Dijelaskan Najib, sangat sulit bagi Pemerintah Sumatera Selatan menemukan sosok seperti Robiyanto. “Semua pemikirannya terkait upaya restorasi gambut tetap kita gunakan di Sumatera Selatan. Misalnya, upaya pembasahan yang harus disandingkan dengan perbaikan ekonomi masyarakat. Dia sangat tidak setuju jika kerja kedua hal tersebut terpisahkan,” jelasnya.

 

Baca: Siap Restorasi Gambut, Sumatera Selatan Tidak Ingin Salah Langkah

 

Secara teknis, Robiyanto selalu berpendapat pembasahan merupakan hal penting dalam menata lahan gambut, seperti menutup dan membuat sekat kanal. Hal ini bukan hanya disampaikan kepada perusahaan tetapi juga masyarakat.
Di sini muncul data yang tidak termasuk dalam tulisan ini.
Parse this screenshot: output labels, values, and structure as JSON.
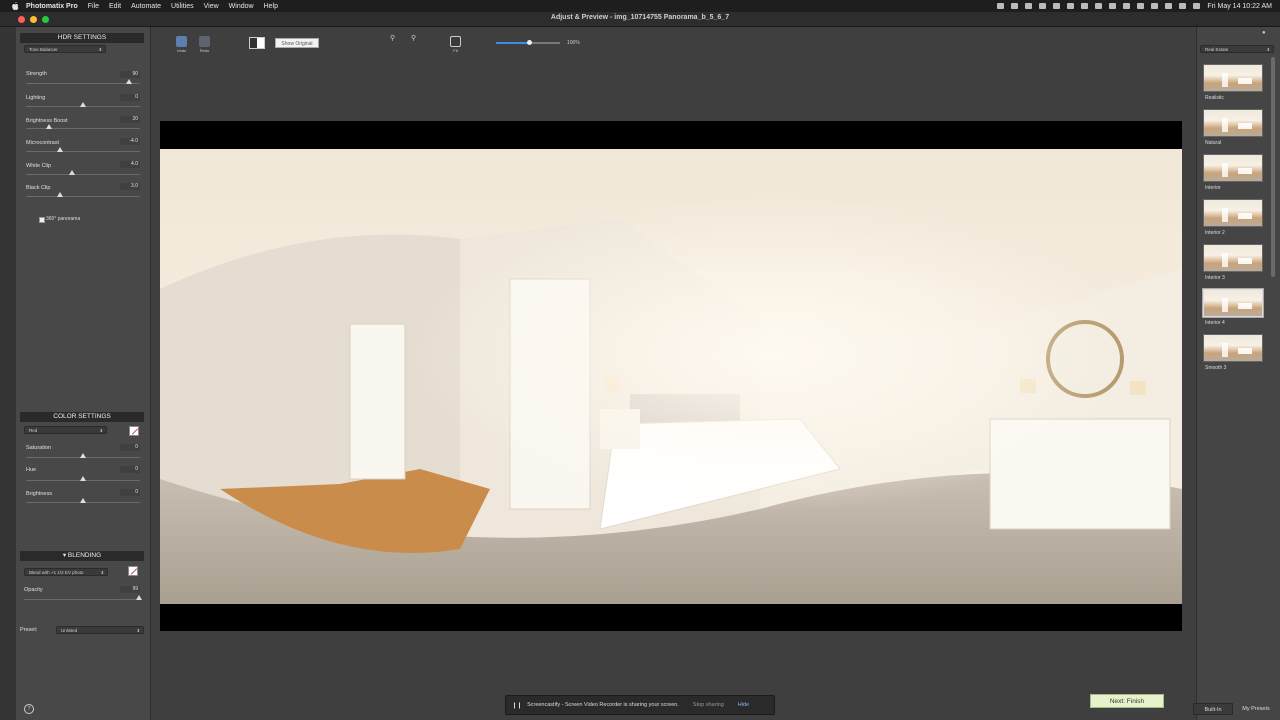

Seperti saat dia bertemu dengan masyarakat Desa Sumber Agung, Kecamatan Batu Ampar, Kabupaten Kubu Raya, Kalimantan Barat, Jumat (21/7/2017) lalu.

Dia mengatakan, masyarakat tidak hanya membuat sekat kanal, tapi juga menjadikan lahan gambut yang selama ini terbakar, termasuk pada 2015 seluas 500 hektare, sebagai daerah cadangan air. “Caranya menutup semua kanal yang ada di sana,” katanya. “Jika menjadi daerah cadangan air, yang selalu basah, selain terhindar kebakaran juga turut membantu pembasahan lahan sekitar,” ujarnya.

 

Museum Rawa Indonesia didirikan untuk menjawab minimnya pengetahuan soal rawa di Sumatera Selatan dan Indonesia. Robiyanto (baju oranye), saat peresmian Museum Rawa Indonesia, 14 Maret 2015. Foto: Muhammad Ikhsan/Mongabay Indonesia

 

Tidak hanya sosial ekonomi, Robiyanto juga mendukung upaya penyelamatan situs sejarah terkait restorasi gambut, seperti di Sumatera Selatan. “Dia juga mendukung upaya penyelamatan situs pemukiman Kerajaan Sriwijaya di Cengal, Kabupaten OKI. Dia selalu sampaikan hal tersebut saat berbincang dengan saya,” kata Dr. Yenrizal, pakat komunikasi lingkungan dari UIN Raden Fatah Palembang.

 

Baca: Luas Gambut yang Direstorasi di Sumatera Selatan Kemungkinan Berkurang. Mengapa?

 

Terakhir, Robiyanto menyampaikan pemikiran kepada para pegiat restorasi gambut dan perwakilan perusahaan saat gelaran acara BRG di Palembang, pada Agustus 2017. Katanya, salah satu model pengembangan restorasi gambut secara terpadu adalah Kawasan Ekonomi Khusus Gambut, seperti yang tengah diujicobakan di Kabupaten Banyuasin.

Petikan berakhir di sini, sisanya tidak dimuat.